Morning Call: pick of the papers

The ten must-read comment pieces from this morning's papers.

1. David Cameron won’t win an election by adopting the politics of fear (Daily Telegraph)

The Prime Minister must distil from a mish-mash of Tory policies a vision to unite the country, writes Mary Riddell.

2. Lessons from history on public debt (Financial Times)

Fiscal austerity and efforts to lower wages break societies, governments and even states, warns Martin Wolf.

3. Burglars are already bashable (Independent)

With so much already in place, Grayling's initiative looks little more than a conference crowd-pleaser, says an Independent leader.

4. We need an iconoclast to lead the Bank of England (Guardian)

Central bankers are acting like allied commanders at the Battle of the Somme, writes Simon Jenkins. Adair Turner would be a breath of fresh air.

5. Colonoscopy: the way to see today’s politics (Times) (£)

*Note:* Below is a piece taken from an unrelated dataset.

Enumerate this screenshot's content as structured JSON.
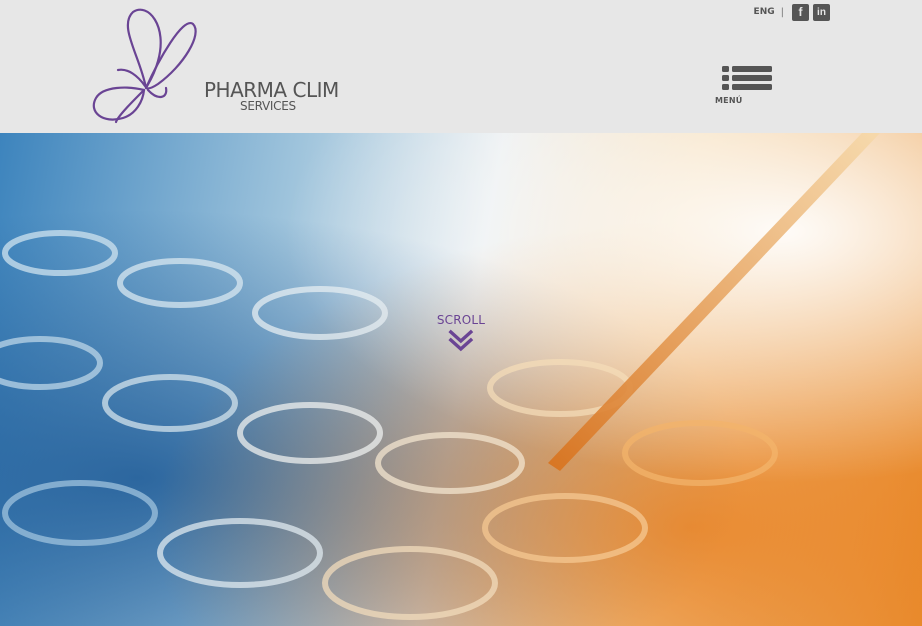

In the same way patients forget pain, voters forget the bad times if the economy improves before an election, says Daniel Finkelstein.

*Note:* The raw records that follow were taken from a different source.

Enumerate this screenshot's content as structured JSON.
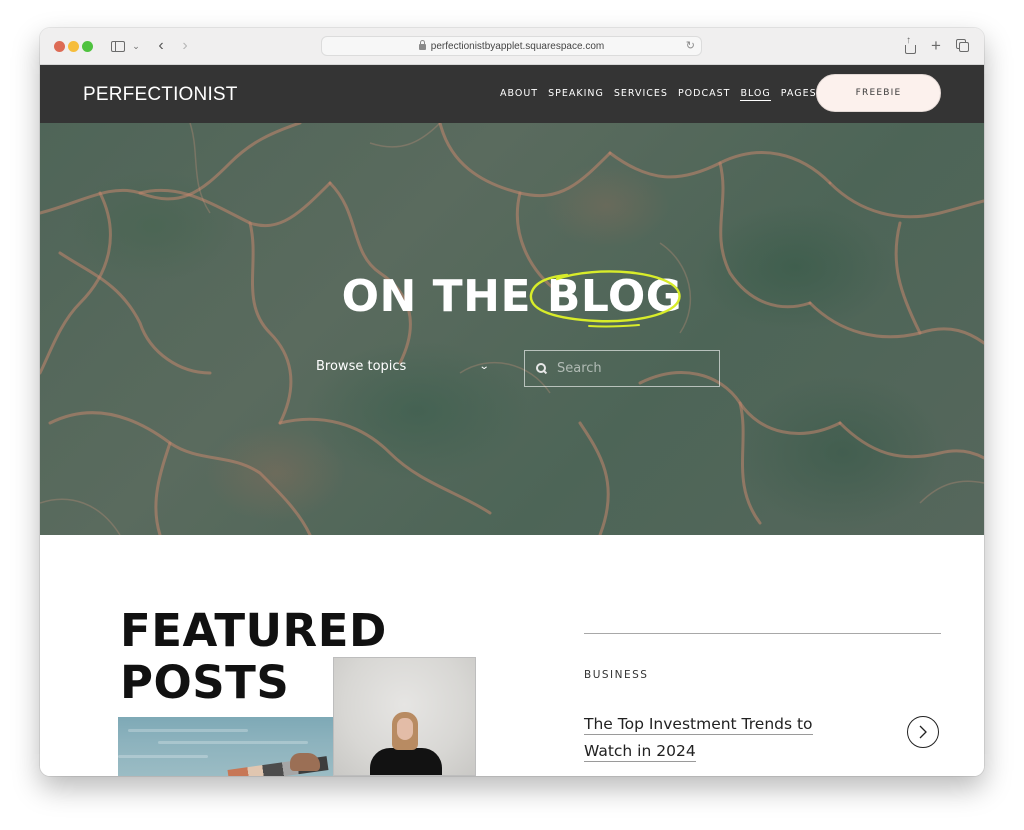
{
  "browser": {
    "url": "perfectionistbyapplet.squarespace.com",
    "icons": [
      "close-dot",
      "minimize-dot",
      "zoom-dot",
      "sidebar-icon",
      "chevron-down-icon",
      "back-arrow-icon",
      "forward-arrow-icon",
      "lock-icon",
      "reload-icon",
      "share-icon",
      "new-tab-icon",
      "tab-overview-icon"
    ]
  },
  "header": {
    "logo": "PERFECTIONIST",
    "nav": [
      {
        "label": "ABOUT",
        "active": false
      },
      {
        "label": "SPEAKING",
        "active": false
      },
      {
        "label": "SERVICES",
        "active": false
      },
      {
        "label": "PODCAST",
        "active": false
      },
      {
        "label": "BLOG",
        "active": true
      },
      {
        "label": "PAGES",
        "active": false
      }
    ],
    "cta": "FREEBIE"
  },
  "hero": {
    "title_prefix": "ON THE ",
    "title_highlight": "BLOG",
    "highlight_color": "#d8ec2a",
    "browse_label": "Browse topics",
    "search_placeholder": "Search"
  },
  "featured": {
    "title_line1": "FEATURED",
    "title_line2": "POSTS",
    "post": {
      "category": "BUSINESS",
      "title_line1": "The Top Investment Trends to",
      "title_line2": "Watch in 2024"
    }
  },
  "colors": {
    "header_bg": "#343434",
    "cta_bg": "#fcf1ed",
    "hero_tint": "#4f6558"
  }
}
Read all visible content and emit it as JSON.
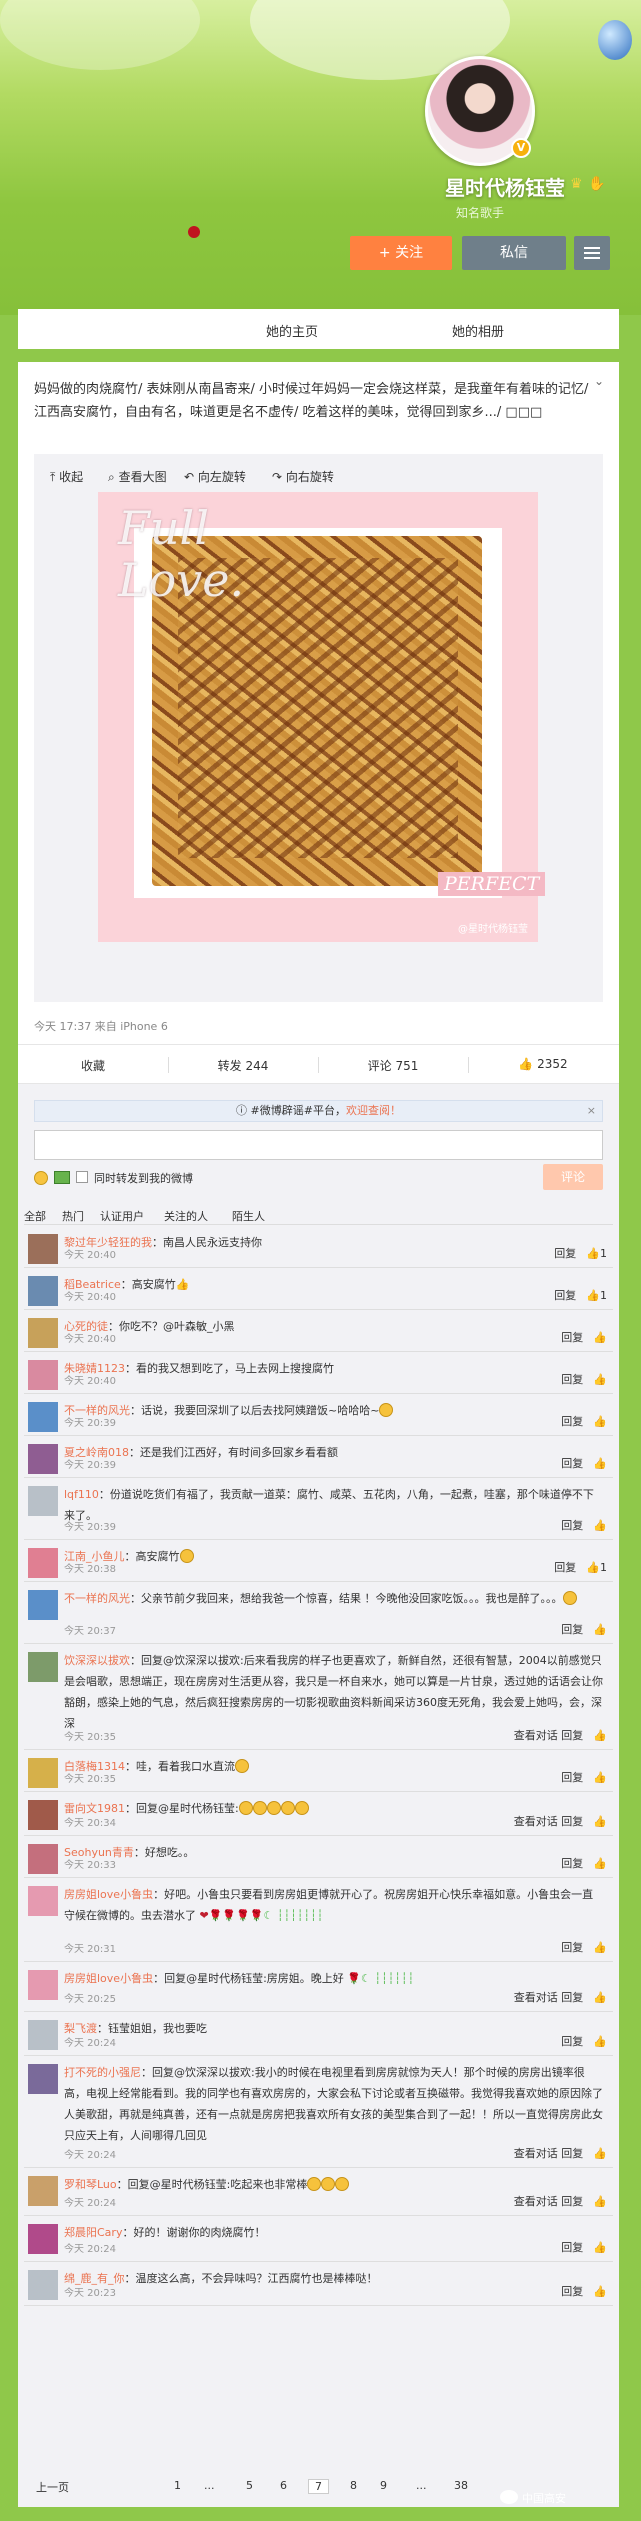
{
  "profile": {
    "name": "星时代杨钰莹",
    "desc": "知名歌手",
    "follow_label": "+ 关注",
    "message_label": "私信"
  },
  "tabs": [
    "她的主页",
    "她的相册"
  ],
  "post": {
    "text": "妈妈做的肉烧腐竹/ 表妹刚从南昌寄来/ 小时候过年妈妈一定会烧这样菜，是我童年有着味的记忆/ 江西高安腐竹，自由有名，味道更是名不虚传/ 吃着这样的美味，觉得回到家乡.../ □□□",
    "toolbar": [
      "收起",
      "查看大图",
      "向左旋转",
      "向右旋转"
    ],
    "photo_title_1": "Full",
    "photo_title_2": "Love.",
    "photo_tag": "PERFECT",
    "photo_watermark": "@星时代杨钰莹",
    "time": "今天 17:37 来自 iPhone 6",
    "actions": {
      "fav": "收藏",
      "repost": "转发 244",
      "comment": "评论 751",
      "like": "2352"
    }
  },
  "comment_box": {
    "notice_pre": "#微博辟谣#平台，",
    "notice_em": "欢迎查阅！",
    "repost_label": "同时转发到我的微博",
    "submit_label": "评论"
  },
  "filters": [
    "全部",
    "热门",
    "认证用户",
    "关注的人",
    "陌生人"
  ],
  "comments": [
    {
      "nick": "黎过年少轻狂的我",
      "text": "：南昌人民永远支持你",
      "time": "今天 20:40",
      "ops": "回复",
      "like": "1"
    },
    {
      "nick": "稻Beatrice",
      "text": "：高安腐竹",
      "time": "今天 20:40",
      "ops": "回复",
      "like": "1"
    },
    {
      "nick": "心死的徒",
      "text": "：你吃不？@叶森敏_小黑",
      "time": "今天 20:40",
      "ops": "回复",
      "like": ""
    },
    {
      "nick": "朱晓婧1123",
      "text": "：看的我又想到吃了，马上去网上搜搜腐竹",
      "time": "今天 20:40",
      "ops": "回复",
      "like": ""
    },
    {
      "nick": "不一样的风光",
      "text": "：话说，我要回深圳了以后去找阿姨蹭饭~哈哈哈~",
      "time": "今天 20:39",
      "ops": "回复",
      "like": ""
    },
    {
      "nick": "夏之岭南018",
      "text": "：还是我们江西好，有时间多回家乡看看额",
      "time": "今天 20:39",
      "ops": "回复",
      "like": ""
    },
    {
      "nick": "lqf110",
      "text": "：份道说吃货们有福了，我贡献一道菜：腐竹、咸菜、五花肉，八角，一起煮，哇塞，那个味道停不下来了。",
      "time": "今天 20:39",
      "ops": "回复",
      "like": ""
    },
    {
      "nick": "江南_小鱼儿",
      "text": "：高安腐竹",
      "time": "今天 20:38",
      "ops": "回复",
      "like": "1"
    },
    {
      "nick": "不一样的风光",
      "text": "：父亲节前夕我回来，想给我爸一个惊喜，结果 ！今晚他没回家吃饭。。。我也是醉了。。。",
      "time": "今天 20:37",
      "ops": "回复",
      "like": ""
    },
    {
      "nick": "饮深深以拔欢",
      "text": "：回复@饮深深以拔欢:后来看我房的样子也更喜欢了，新鲜自然，还很有智慧，2004以前感觉只是会唱歌，思想端正，现在房房对生活更从容，我只是一杯自来水，她可以算是一片甘泉，透过她的话语会让你豁朗，感染上她的气息，然后疯狂搜索房房的一切影视歌曲资料新闻采访360度无死角，我会爱上她吗，会，深深",
      "time": "今天 20:35",
      "ops": "查看对话 回复",
      "like": ""
    },
    {
      "nick": "白落梅1314",
      "text": "：哇，看着我口水直流",
      "time": "今天 20:35",
      "ops": "回复",
      "like": ""
    },
    {
      "nick": "雷向文1981",
      "text": "：回复@星时代杨钰莹:",
      "time": "今天 20:34",
      "ops": "查看对话 回复",
      "like": ""
    },
    {
      "nick": "Seohyun青青",
      "text": "：好想吃。。",
      "time": "今天 20:33",
      "ops": "回复",
      "like": ""
    },
    {
      "nick": "房房姐love小鲁虫",
      "text": "：好吧。小鲁虫只要看到房房姐更博就开心了。祝房房姐开心快乐幸福如意。小鲁虫会一直守候在微博的。虫去潜水了",
      "time": "今天 20:31",
      "ops": "回复",
      "like": ""
    },
    {
      "nick": "房房姐love小鲁虫",
      "text": "：回复@星时代杨钰莹:房房姐。晚上好",
      "time": "今天 20:25",
      "ops": "查看对话 回复",
      "like": ""
    },
    {
      "nick": "梨飞渡",
      "text": "：钰莹姐姐，我也要吃",
      "time": "今天 20:24",
      "ops": "回复",
      "like": ""
    },
    {
      "nick": "打不死的小强尼",
      "text": "：回复@饮深深以拔欢:我小的时候在电视里看到房房就惊为天人！那个时候的房房出镜率很高，电视上经常能看到。我的同学也有喜欢房房的，大家会私下讨论或者互换磁带。我觉得我喜欢她的原因除了人美歌甜，再就是纯真善，还有一点就是房房把我喜欢所有女孩的美型集合到了一起！！所以一直觉得房房此女只应天上有，人间哪得几回见",
      "time": "今天 20:24",
      "ops": "查看对话 回复",
      "like": ""
    },
    {
      "nick": "罗和琴Luo",
      "text": "：回复@星时代杨钰莹:吃起来也非常棒",
      "time": "今天 20:24",
      "ops": "查看对话 回复",
      "like": ""
    },
    {
      "nick": "郑晨阳Cary",
      "text": "：好的！谢谢你的肉烧腐竹！",
      "time": "今天 20:24",
      "ops": "回复",
      "like": ""
    },
    {
      "nick": "绵_鹿_有_你",
      "text": "：温度这么高，不会异味吗？江西腐竹也是棒棒哒！",
      "time": "今天 20:23",
      "ops": "回复",
      "like": ""
    }
  ],
  "pager": {
    "prev": "上一页",
    "pages": [
      "1",
      "...",
      "5",
      "6",
      "7",
      "8",
      "9",
      "...",
      "38"
    ],
    "current": "7"
  },
  "watermark": "中国高安"
}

6. Don't trust this X Factor showman with your wife or your wallet, let alone your country (Daily Mail)

Boris Johnson is not a man to believe in, to trust or respect, says Max Hastings.

7. Hooray for Boris, a one-man opposition (Financial Times)

London’s Tory mayor might be a gift to Labour, writes Denis MacShane.

 8. The Chávez victory will be felt far beyond Latin America (Guardian)

Popular support for Venezuela's revolution shows the growing space for genuine alternatives in the 21st century, says Seumas Milne.

9. A return to policing before the days of Z Cars (Daily Telegraph)

After half a century of central control, police commissioners will give power back to the people, writes Philip Johnston.

10. Conservative conference: a mix of rage and reason (Guardian)

Tory law and order conference speeches were once greeted with howls to bring back hanging, says a Guardian editorial. How times have changed.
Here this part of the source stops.